Sul libro scritto a quattro mani da Lupo e Fiandaca, rispettivamente storico e giurista che sull'esistenza della trattativa “sostengono una tesi negazionista e giustificazionista” Lodato si chiede: “Ma come fa Giovanni Fiandaca ad essere candidato alle europee in quel Partito democratico che si onora di appartenere al partito di Pio La Torre e di Rosario Di Salvo e sta facendo una campagna elettorale sputtanando i magistrati antimafia di Palermo?” E Lupo, continua, “è forse l'unico storico al mondo che sostiene che in Sicilia nell’immediato dopoguerra non ci fu alcun accordo tra gli alleati americani e la mafia. Tutti gli storici americani lo sostengono: in America ci fu una commissione d'inchiesta negli anni '50 da parte del senato americano” che scoprì come “il compito di Lucky Luciano, che era stato mandato in Italia, era quello di stabilire contatti nel territorio di Sicilia con la mafia. Ci dobbiamo meravigliare?” ha concluso.

Secondo Di Matteo è preoccupante il fatto che da parte della politica avanzi ciclicamente proposte per “estendere ulteriormente la liberazione anticipata anche ai condannati di mafia, abolire l'ergastolo e limitare strumento delle intercettazioni”. Ma “si coglie il vero e proprio tradimento dell'azione e del pensiero di Falcone e Borsellino” nel momento in cui viene ignorato il pericolo dilagante della corruzione in molte azioni politiche di oggi, e che i due giudici evidenziavano oltre vent'anni fa. Una su tutte “la mancata comprensione politica del nesso sempre più stretto tra i reati di pubblica amministrazione e i reati di mafia”. I primi “continuano a costituire condotte grimaldello con cui le mafie penetrano nelle pubbliche amministrazioni politiche, e invece la nostra legislazione persiste in una condizione di doppio binario: da una parte adeguati strumenti investigativi incisivi per sanzionare il comportamento ordinario della criminalità mafiosa, dall'altra la sostanziale impunità per i reati di corruzione, abuso d'ufficio, turbativa d'asta, voto di scambio, che consentono alla mafia di penetrare e condizionare le pubbliche istituzioni”. Il 416 ter rappresenta dunque “a mio avviso un parziale passo avanti” ma ugualmente “l'ennesima occasione persa per regolamentare in maniera veramente incisiva il voto di scambio”.
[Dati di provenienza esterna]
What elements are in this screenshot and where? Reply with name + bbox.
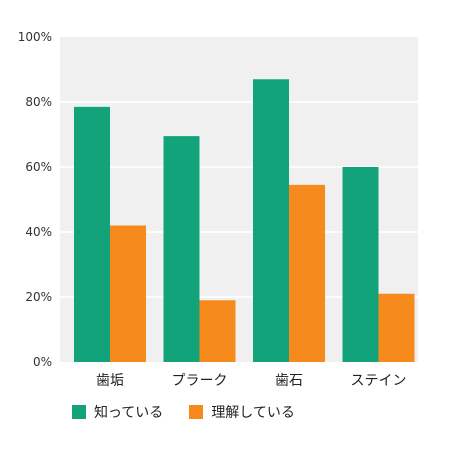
bar-understood: [199, 300, 236, 362]
y-tick-label: 100%: [18, 30, 52, 44]
legend: 知っている 理解している: [72, 402, 295, 422]
bar-known: [253, 79, 289, 362]
y-tick-label: 20%: [25, 290, 52, 304]
category-labels: 歯垢 プラーク 歯石 ステイン: [96, 373, 407, 389]
bar-understood: [110, 225, 146, 362]
y-tick-label: 40%: [25, 225, 52, 239]
y-tick-label: 60%: [25, 160, 52, 174]
category-label: プラーク: [172, 373, 228, 389]
bar-understood: [289, 184, 325, 362]
bar-known: [74, 106, 110, 362]
category-label: 歯垢: [96, 373, 124, 389]
legend-swatch-known: [72, 405, 86, 419]
legend-item-known: 知っている: [72, 402, 163, 422]
legend-label-known: 知っている: [94, 405, 164, 421]
bar-known: [342, 167, 379, 362]
legend-item-understood: 理解している: [189, 402, 295, 422]
category-label: 歯石: [275, 373, 303, 389]
legend-label-understood: 理解している: [211, 405, 295, 421]
bar-understood: [378, 293, 415, 362]
y-tick-label: 80%: [25, 95, 52, 109]
y-tick-labels: 0% 20% 40% 60% 80% 100%: [18, 30, 52, 369]
legend-swatch-understood: [189, 405, 204, 419]
category-label: ステイン: [351, 373, 407, 389]
bar-known: [163, 136, 200, 362]
y-tick-label: 0%: [33, 355, 52, 369]
bars: [74, 79, 415, 362]
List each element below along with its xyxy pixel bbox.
Di fronte alle minacce mafiose subite dai magistrati, alla pressochè totale assenza di un concreto sostegno istituzionale però, sostiene Gozzo, l'antimafia dovrebbe invece “appartenere all'ABC di tutte le forze politiche. Non può esserci una forza politica dalla parte di chi delinque. Per questo ho stigmatizzato, e continuerò a stigmatizzare, le divisioni politiche e le campagne elettorali sull'antimafia. L'antimafia deve unire e non dividere”. E soprattutto, ribadisce Sebastiano Ardita, procuratore aggiunto a Messina, non si può dimenticare che Falcone “era un uomo solo dal punto di vista delle scelte finali. Con amarezza raccontò cosa accadde quando iniziò a raccogliere le dichiarazioni del pentito Buscetta, perché dovette affrontare ostacoli interni ed esterni. Bisogna partire da questa solitudine e non perdere memoria” soprattutto per non “ripetere gli errori commessi tanti anni fa” ai danni di chi viveva questa solitudine perché “cercava verità e giustizia”. Per questo è ora più che mai urgente, sostiene Bongiovanni, direttore di Antimafia Duemila “stare vicino a queste persone, chiedere con forza alle istituzioni ma soprattutto alla magistratura di proteggere i suoi servitori, di dare loro spazio e agevolazione”. Prima di accorgerci, troppo tardi, di aver perso ancora una volta quei doni preziosi che il Signore ci ha generosamente elargito.